Uzun süredir okumak istediğim kitapları 2 hafta gibi kısa bir sürede bitirince tabi ki çok iyi olursun Ayşe! :)
KPSS koşuşturmam sebebiyle ara vermek zorunda kaldığım kitap okumalarıma büyük bir iştahla geri döndüm ve doymadım-getirin! demekteyim halâ.
Evren bu mesajımı almış olacak ki ( Cem Yılmaz' ı tam da bu noktada anmamak olmaz =) ) evime kargolanan yeni bir hediye kitap haberiyle muştulandım :) Valla kitabın adını bile bilmiyor ve merakla bekliyorum :)
Sözün konusu kitaplar, yazmak, okumak olunca yine ağzım kulaklarıma vardı görüyor musunuz? Habire :) işareti koyup duruyorum :) EL-HAM-DÜ-LİL-LAH! :))))
Söze ilk, ''Dünya Varmış'' mahlasıyla yazarının, Epsilon Yayıncılık' tan çıkarttığı ''Güneş Çavması'' kitabıyla başlamak istiyorum. Tastamam 644 sayfalık bir kitap! Sanırım ''Shantaram'' dan sonra okuduğum en kalın kitap oldu böylece... [ Hayatımın Romanı dediğim Shantaram' a dair halâ bir yazı yazmadığım için kendimi esefle kınıyorum!!! Mutlaka Shantaram' ı okuyun diyorum ve geçiyorum. ]
''Güneş Çavması'' ile buluşmam ilginç oldu. Bloguma elimi sürmediğim süreçte mail kutuma düşen bir yazı ile tanıştım bu kitapla. Blogumu takip eden bir okuyucum, ısrarla bu kitabı okumamı salık veriyordu. [ ''Salık veriyordu'' deyince de aklıma ''Kelime Oyunu'' geldi :) Allah aşkına günümüzde kaç kişi kullanır ki ''salık vermek'' deyimini :))) Ben de işte böyle, bir yazı yazana kadar daldan dala atlar, yazıyı çorba ederim. Olsun be ya! Rengârenk bir yazı oluyor işte ;) ] Ne diyordum? Hah tamam! Adını hatırlayamadığım takipçim; eğer bu yazıyı okuyorsan beni affet ve lütfen kendini hatırlat. Kitabı internet üzerinden almak istedim lâkin stoklarda yoktu. Durumumdan haberdar olan sevgili arkadaşım Mehmet sağ olsun ki her zamanki nezaketini sergileyerek bana bu kitabı bizzat kendi alarak hediye olarak yolladı; yani bu kitap da beleşe geldi :) [Yahu bir insan, kendi yazısında bile kendine laf eder mi?! Ama ben Trabzonluyum! Zekânın memleketindenim yani! Biz, kendimizle dalga geçmesini de biliriz ama kendimize laf söyletmeyiz! :) Nasıl bir çelişkidir bu Ya Rab!!! ;) ] Ben halâ sağlam bi kitap tanıtım yazısı yazamadım, di mi? Farkındayım :) Peki...
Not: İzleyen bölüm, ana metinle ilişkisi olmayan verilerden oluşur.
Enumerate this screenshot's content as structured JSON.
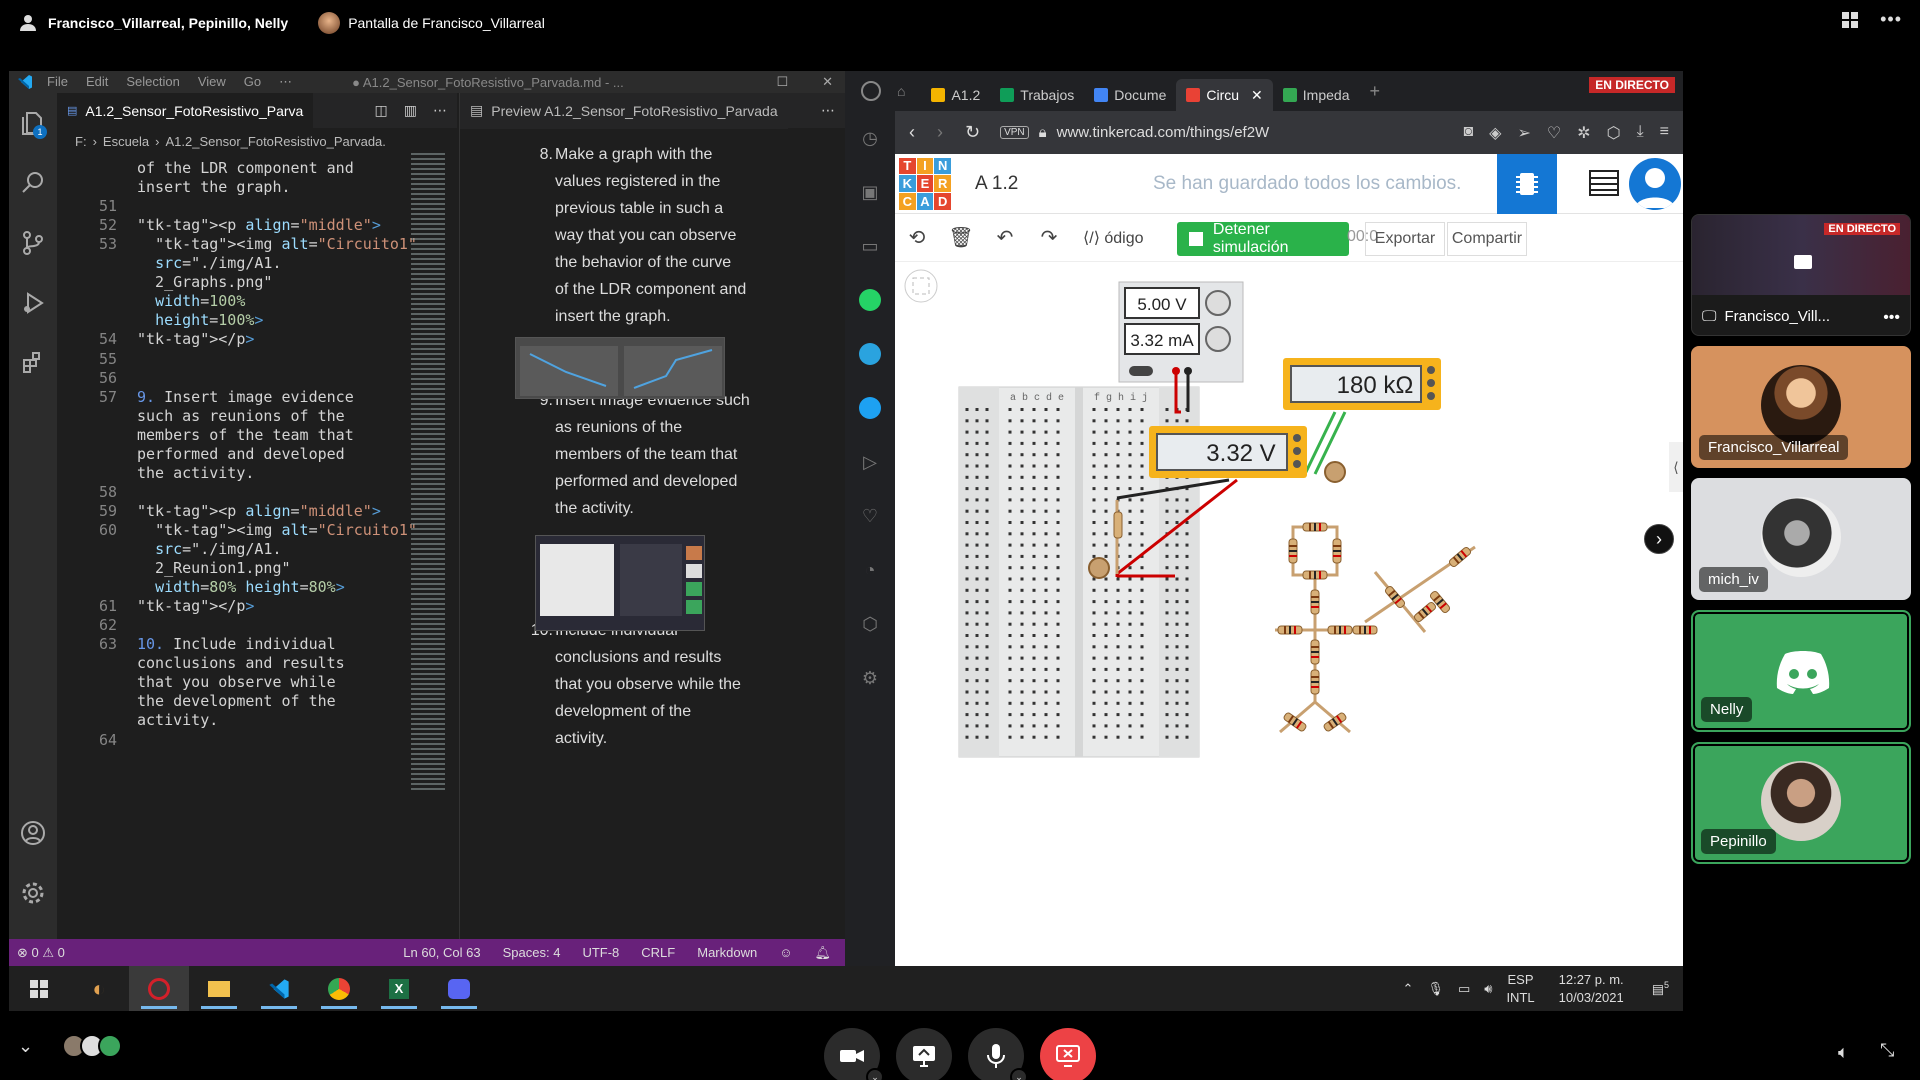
{
  "call": {
    "participants_title": "Francisco_Villarreal, Pepinillo, Nelly",
    "sharing_label": "Pantalla de Francisco_Villarreal"
  },
  "vscode": {
    "menu": [
      "File",
      "Edit",
      "Selection",
      "View",
      "Go",
      "⋯"
    ],
    "window_title": "● A1.2_Sensor_FotoResistivo_Parvada.md - ...",
    "editor_tab": "A1.2_Sensor_FotoResistivo_Parva",
    "breadcrumb": [
      "F:",
      "Escuela",
      "A1.2_Sensor_FotoResistivo_Parvada."
    ],
    "explorer_badge": "1",
    "code_lines": [
      {
        "ln": "",
        "text": "of the LDR component and"
      },
      {
        "ln": "",
        "text": "insert the graph."
      },
      {
        "ln": "51",
        "text": ""
      },
      {
        "ln": "52",
        "text": "<p align=\"middle\">"
      },
      {
        "ln": "53",
        "text": "  <img alt=\"Circuito1\""
      },
      {
        "ln": "",
        "text": "  src=\"./img/A1."
      },
      {
        "ln": "",
        "text": "  2_Graphs.png\""
      },
      {
        "ln": "",
        "text": "  width=100%"
      },
      {
        "ln": "",
        "text": "  height=100%>"
      },
      {
        "ln": "54",
        "text": "</p>"
      },
      {
        "ln": "55",
        "text": ""
      },
      {
        "ln": "56",
        "text": ""
      },
      {
        "ln": "57",
        "text": "9. Insert image evidence"
      },
      {
        "ln": "",
        "text": "such as reunions of the"
      },
      {
        "ln": "",
        "text": "members of the team that"
      },
      {
        "ln": "",
        "text": "performed and developed"
      },
      {
        "ln": "",
        "text": "the activity."
      },
      {
        "ln": "58",
        "text": ""
      },
      {
        "ln": "59",
        "text": "<p align=\"middle\">"
      },
      {
        "ln": "60",
        "text": "  <img alt=\"Circuito1\""
      },
      {
        "ln": "",
        "text": "  src=\"./img/A1."
      },
      {
        "ln": "",
        "text": "  2_Reunion1.png\""
      },
      {
        "ln": "",
        "text": "  width=80% height=80%>"
      },
      {
        "ln": "61",
        "text": "</p>"
      },
      {
        "ln": "62",
        "text": ""
      },
      {
        "ln": "63",
        "text": "10. Include individual"
      },
      {
        "ln": "",
        "text": "conclusions and results"
      },
      {
        "ln": "",
        "text": "that you observe while"
      },
      {
        "ln": "",
        "text": "the development of the"
      },
      {
        "ln": "",
        "text": "activity."
      },
      {
        "ln": "64",
        "text": ""
      }
    ],
    "preview_tab": "Preview A1.2_Sensor_FotoResistivo_Parvada",
    "preview_items": [
      {
        "num": "8.",
        "lines": [
          "Make a graph with the",
          "values registered in the",
          "previous table in such a",
          "way that you can observe",
          "the behavior of the curve",
          "of the LDR component and",
          "insert the graph."
        ]
      },
      {
        "num": "9.",
        "lines": [
          "Insert image evidence such",
          "as reunions of the",
          "members of the team that",
          "performed and developed",
          "the activity."
        ]
      },
      {
        "num": "10.",
        "lines": [
          "Include individual",
          "conclusions and results",
          "that you observe while the",
          "development of the",
          "activity."
        ]
      }
    ],
    "status": {
      "problems": "⊗ 0 ⚠ 0",
      "position": "Ln 60, Col 63",
      "spaces": "Spaces: 4",
      "encoding": "UTF-8",
      "eol": "CRLF",
      "language": "Markdown"
    }
  },
  "browser": {
    "tabs": [
      {
        "label": "A1.2",
        "color": "#f4b400"
      },
      {
        "label": "Trabajos",
        "color": "#0f9d58"
      },
      {
        "label": "Docume",
        "color": "#4285f4"
      },
      {
        "label": "Circu",
        "color": "#e94235"
      },
      {
        "label": "Impeda",
        "color": "#34a853"
      }
    ],
    "live_badge": "EN DIRECTO",
    "vpn": "VPN",
    "url": "www.tinkercad.com/things/ef2W",
    "tinkercad": {
      "logo_letters": [
        "T",
        "I",
        "N",
        "K",
        "E",
        "R",
        "C",
        "A",
        "D"
      ],
      "logo_colors": [
        "#e5462e",
        "#f4a121",
        "#3a9ddb",
        "#3a9ddb",
        "#e5462e",
        "#f4a121",
        "#f4a121",
        "#3a9ddb",
        "#e5462e"
      ],
      "project_title": "A 1.2",
      "saved_status": "Se han guardado todos los cambios.",
      "code_label": "ódigo",
      "sim_button": "Detener simulación",
      "timer": "00:0",
      "export_button": "Exportar",
      "share_button": "Compartir",
      "supply_voltage": "5.00 V",
      "supply_current": "3.32 mA",
      "ohmmeter_reading": "180 kΩ",
      "voltmeter_reading": "3.32 V",
      "breadboard_cols_left": "a b c d e",
      "breadboard_cols_right": "f g h i j"
    }
  },
  "taskbar": {
    "lang_top": "ESP",
    "lang_bottom": "INTL",
    "time": "12:27 p. m.",
    "date": "10/03/2021",
    "notif_count": "5"
  },
  "participants": [
    {
      "name": "Francisco_Vill...",
      "kind": "screen"
    },
    {
      "name": "Francisco_Villarreal",
      "kind": "avatar",
      "bg": "#d6925e"
    },
    {
      "name": "mich_iv",
      "kind": "avatar",
      "bg": "#dcdde0"
    },
    {
      "name": "Nelly",
      "kind": "discord",
      "bg": "#3ba55c"
    },
    {
      "name": "Pepinillo",
      "kind": "avatar",
      "bg": "#3ba55c"
    }
  ],
  "colors": {
    "discord_green": "#3ba55c",
    "end_call_red": "#ed4245",
    "vscode_status": "#68217a",
    "tinkercad_green": "#2ab24a"
  }
}
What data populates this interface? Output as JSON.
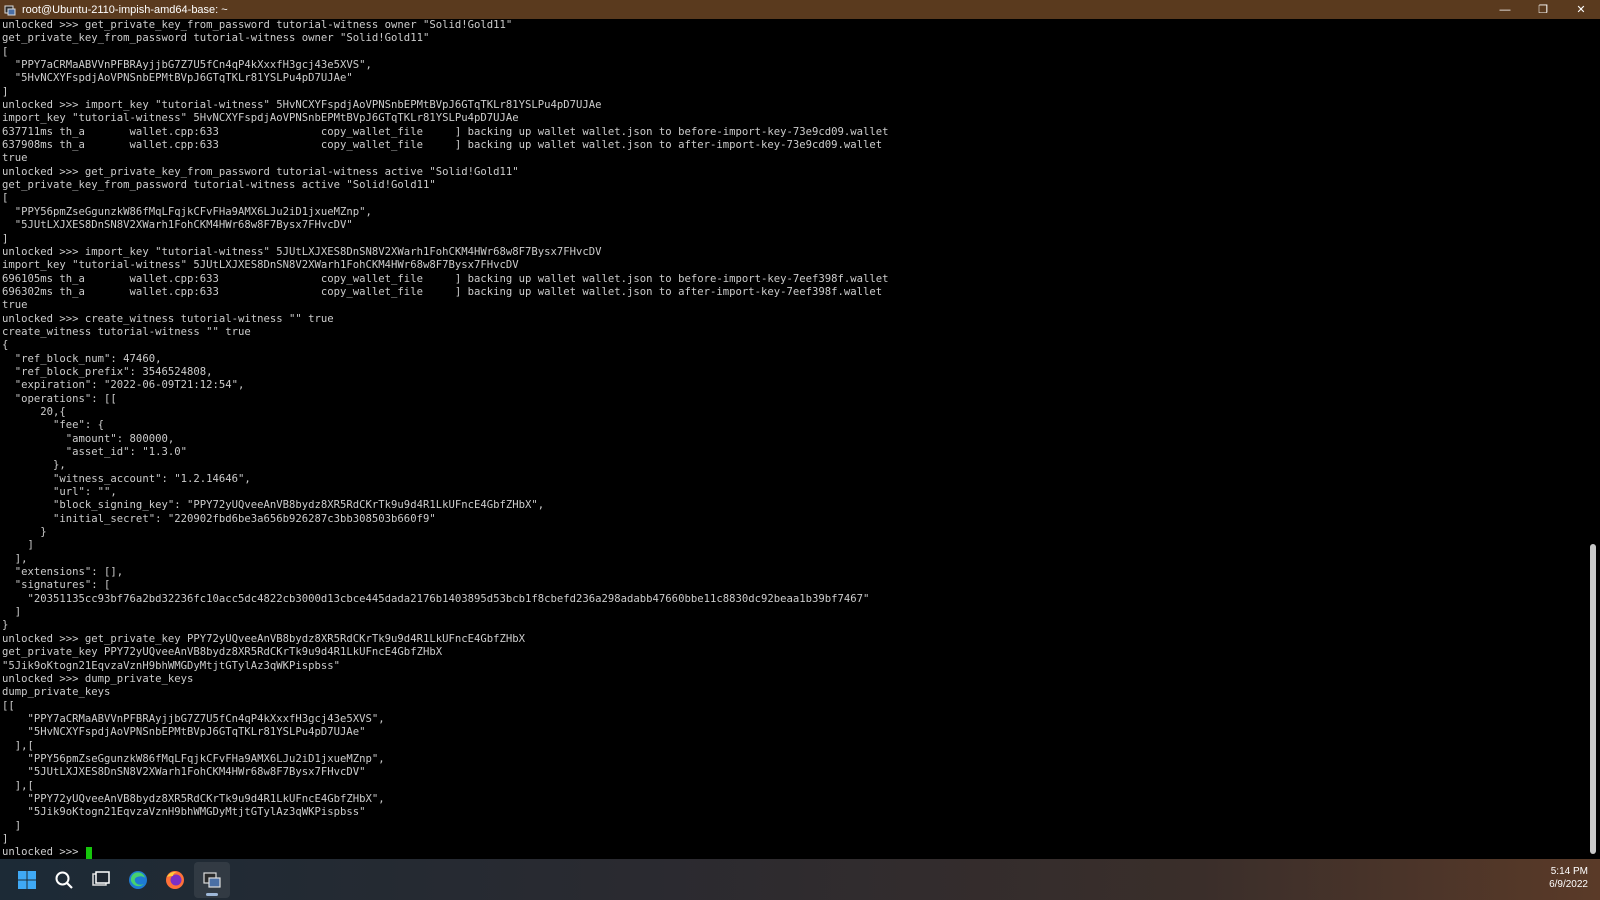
{
  "window": {
    "title": "root@Ubuntu-2110-impish-amd64-base: ~",
    "minimize_glyph": "—",
    "maximize_glyph": "❐",
    "close_glyph": "✕"
  },
  "terminal": {
    "output": "unlocked >>> get_private_key_from_password tutorial-witness owner \"Solid!Gold11\"\nget_private_key_from_password tutorial-witness owner \"Solid!Gold11\"\n[\n  \"PPY7aCRMaABVVnPFBRAyjjbG7Z7U5fCn4qP4kXxxfH3gcj43e5XVS\",\n  \"5HvNCXYFspdjAoVPNSnbEPMtBVpJ6GTqTKLr81YSLPu4pD7UJAe\"\n]\nunlocked >>> import_key \"tutorial-witness\" 5HvNCXYFspdjAoVPNSnbEPMtBVpJ6GTqTKLr81YSLPu4pD7UJAe\nimport_key \"tutorial-witness\" 5HvNCXYFspdjAoVPNSnbEPMtBVpJ6GTqTKLr81YSLPu4pD7UJAe\n637711ms th_a       wallet.cpp:633                copy_wallet_file     ] backing up wallet wallet.json to before-import-key-73e9cd09.wallet\n637908ms th_a       wallet.cpp:633                copy_wallet_file     ] backing up wallet wallet.json to after-import-key-73e9cd09.wallet\ntrue\nunlocked >>> get_private_key_from_password tutorial-witness active \"Solid!Gold11\"\nget_private_key_from_password tutorial-witness active \"Solid!Gold11\"\n[\n  \"PPY56pmZseGgunzkW86fMqLFqjkCFvFHa9AMX6LJu2iD1jxueMZnp\",\n  \"5JUtLXJXES8DnSN8V2XWarh1FohCKM4HWr68w8F7Bysx7FHvcDV\"\n]\nunlocked >>> import_key \"tutorial-witness\" 5JUtLXJXES8DnSN8V2XWarh1FohCKM4HWr68w8F7Bysx7FHvcDV\nimport_key \"tutorial-witness\" 5JUtLXJXES8DnSN8V2XWarh1FohCKM4HWr68w8F7Bysx7FHvcDV\n696105ms th_a       wallet.cpp:633                copy_wallet_file     ] backing up wallet wallet.json to before-import-key-7eef398f.wallet\n696302ms th_a       wallet.cpp:633                copy_wallet_file     ] backing up wallet wallet.json to after-import-key-7eef398f.wallet\ntrue\nunlocked >>> create_witness tutorial-witness \"\" true\ncreate_witness tutorial-witness \"\" true\n{\n  \"ref_block_num\": 47460,\n  \"ref_block_prefix\": 3546524808,\n  \"expiration\": \"2022-06-09T21:12:54\",\n  \"operations\": [[\n      20,{\n        \"fee\": {\n          \"amount\": 800000,\n          \"asset_id\": \"1.3.0\"\n        },\n        \"witness_account\": \"1.2.14646\",\n        \"url\": \"\",\n        \"block_signing_key\": \"PPY72yUQveeAnVB8bydz8XR5RdCKrTk9u9d4R1LkUFncE4GbfZHbX\",\n        \"initial_secret\": \"220902fbd6be3a656b926287c3bb308503b660f9\"\n      }\n    ]\n  ],\n  \"extensions\": [],\n  \"signatures\": [\n    \"20351135cc93bf76a2bd32236fc10acc5dc4822cb3000d13cbce445dada2176b1403895d53bcb1f8cbefd236a298adabb47660bbe11c8830dc92beaa1b39bf7467\"\n  ]\n}\nunlocked >>> get_private_key PPY72yUQveeAnVB8bydz8XR5RdCKrTk9u9d4R1LkUFncE4GbfZHbX\nget_private_key PPY72yUQveeAnVB8bydz8XR5RdCKrTk9u9d4R1LkUFncE4GbfZHbX\n\"5Jik9oKtogn21EqvzaVznH9bhWMGDyMtjtGTylAz3qWKPispbss\"\nunlocked >>> dump_private_keys\ndump_private_keys\n[[\n    \"PPY7aCRMaABVVnPFBRAyjjbG7Z7U5fCn4qP4kXxxfH3gcj43e5XVS\",\n    \"5HvNCXYFspdjAoVPNSnbEPMtBVpJ6GTqTKLr81YSLPu4pD7UJAe\"\n  ],[\n    \"PPY56pmZseGgunzkW86fMqLFqjkCFvFHa9AMX6LJu2iD1jxueMZnp\",\n    \"5JUtLXJXES8DnSN8V2XWarh1FohCKM4HWr68w8F7Bysx7FHvcDV\"\n  ],[\n    \"PPY72yUQveeAnVB8bydz8XR5RdCKrTk9u9d4R1LkUFncE4GbfZHbX\",\n    \"5Jik9oKtogn21EqvzaVznH9bhWMGDyMtjtGTylAz3qWKPispbss\"\n  ]\n]",
    "prompt": "unlocked >>> ",
    "cursor_color": "#16c60c",
    "background": "#000000",
    "foreground": "#cccccc"
  },
  "taskbar": {
    "icons": [
      {
        "name": "windows-start-icon"
      },
      {
        "name": "search-icon"
      },
      {
        "name": "task-view-icon"
      },
      {
        "name": "edge-browser-icon"
      },
      {
        "name": "firefox-icon"
      },
      {
        "name": "terminal-app-icon",
        "active": true
      }
    ],
    "time": "5:14 PM",
    "date": "6/9/2022"
  }
}
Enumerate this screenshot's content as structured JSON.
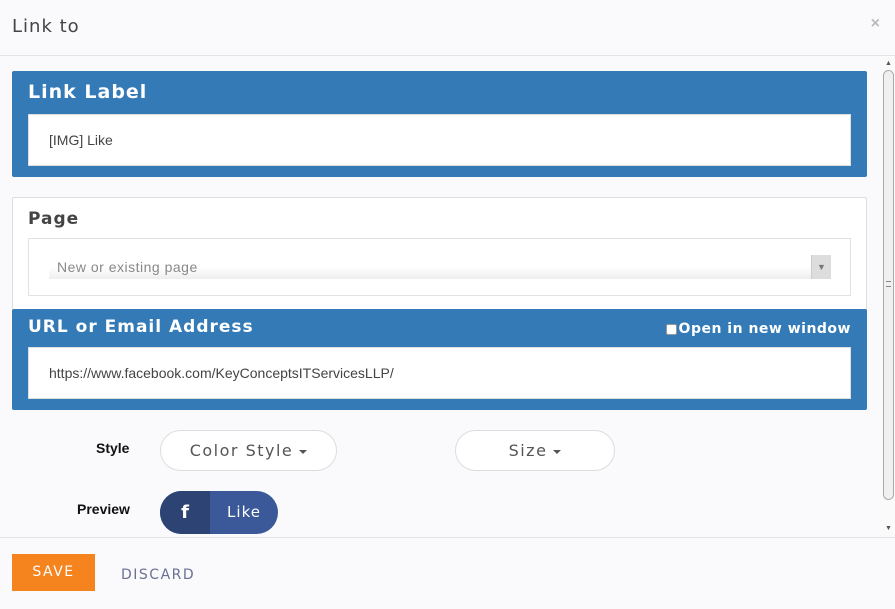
{
  "dialog": {
    "title": "Link to",
    "close_icon": "×"
  },
  "link_label": {
    "title": "Link Label",
    "value": "[IMG] Like"
  },
  "page": {
    "title": "Page",
    "placeholder": "New or existing page"
  },
  "url": {
    "title": "URL or Email Address",
    "open_new_window_label": "Open in new window",
    "open_new_window_checked": false,
    "value": "https://www.facebook.com/KeyConceptsITServicesLLP/"
  },
  "style": {
    "label": "Style",
    "color_style_button": "Color Style",
    "size_button": "Size"
  },
  "preview": {
    "label": "Preview",
    "fb_icon": "f",
    "button_text": "Like"
  },
  "footer": {
    "save_label": "SAVE",
    "discard_label": "DISCARD"
  },
  "colors": {
    "accent_blue": "#337ab7",
    "save_orange": "#f5841f",
    "facebook_blue": "#3b5998",
    "facebook_dark": "#2d4373",
    "discard_text": "#6b6f95"
  }
}
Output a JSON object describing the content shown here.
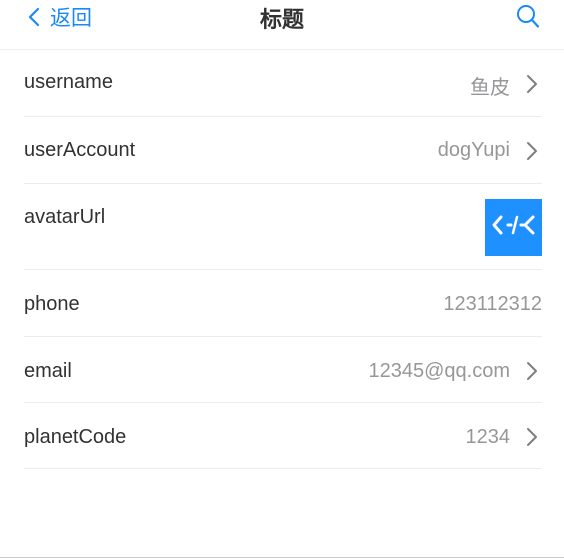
{
  "navbar": {
    "back_label": "返回",
    "title": "标题",
    "back_icon": "chevron-left-icon",
    "search_icon": "search-icon"
  },
  "cells": [
    {
      "key": "username",
      "title": "username",
      "value": "鱼皮",
      "arrow": true
    },
    {
      "key": "userAccount",
      "title": "userAccount",
      "value": "dogYupi",
      "arrow": true
    },
    {
      "key": "avatarUrl",
      "title": "avatarUrl",
      "value": "",
      "arrow": false,
      "avatar_icon": "code-logo-icon"
    },
    {
      "key": "phone",
      "title": "phone",
      "value": "123112312",
      "arrow": false
    },
    {
      "key": "email",
      "title": "email",
      "value": "12345@qq.com",
      "arrow": true
    },
    {
      "key": "planetCode",
      "title": "planetCode",
      "value": "1234",
      "arrow": true
    }
  ],
  "colors": {
    "accent": "#1989fa",
    "avatar_bg": "#1e90ff",
    "text": "#323233",
    "value_text": "#969799"
  }
}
Kitabı yalayıp yutarcasına okudum efen'im! Tadından yenmeyen, okumak için ertesi güne bırakılan her sayfanın bellekte meraklar celbettiği [ ba ba ba! kelimeye bak! :) ], Dur bakalım bugün neler yapmış Handan? diyerek kitabın baş karakteri olan Handan' ın canlı bir siluete büründüğü, cümle altı çizmeyi bırak, komple sayfaların tekrar okunmak üzere işaretlendiği, kitabın baskın karakteri ve lokomotifi olan Mecnun' un hayat prensibinin tarafımca 2 gündür uygulanmakta olduğu :) [ -ki bu prensip, tarafımca, ''Onun ne düşündüğünü ve hissettiğini bilmiyorum; zaten bu önemli de değil; önemli olan, benim ne düşündüğüm ve hissettiğim'' şeklinde hafızada yer buldu] , Hoooppsiii! ifadesinin dilime pelesenk olduğu [ ba ba ba! bi kelime daha! ay deli miyim ne?!! :) ],
BAL GÖZLÜ ANNEMİN hediye ettiği güpgüzel çiçeği kurutup ayraç olarak kullandığım ilk kitap olduğu [ bu durum bile bu kitaba verdiğim büyük değeri gösteriyor ], okuyana yeni bakış açıları kazandıran, atasözü-deyim kalitesinde cümleler, ifadeler barındıran, bol bol yabancı ve yerli müzisyen ve şarkı isimleriyle desteklenen ve böylece müzik kültürüne de katkıda bulunan, bahar gibi, çiçek gibi bir kitap! Okumanızı isterim. Bu arada, söylemezsem şahsıma ters düşer: dini inancımla örtüşmeyen bazı ifadeler de yok değildi. Lâkin her şey bakış açınızla, hoş görünüzle, totalde elde ettiğiniz kazanımızla ve bünyenizde barındırdığınız inancınızın saflığıyla ve kuvvetiyle alâkalı... Yani, SIKINTI YOK :)))) Hele ki son 90 sayfayı rüzgâr gibi okudum, büyük bir merakla! Cümle altı çizerek vakit kaybetmek istemedim, siz düşünün artık :) Tekrar okurum ben bu 90 sayfayı dedim :)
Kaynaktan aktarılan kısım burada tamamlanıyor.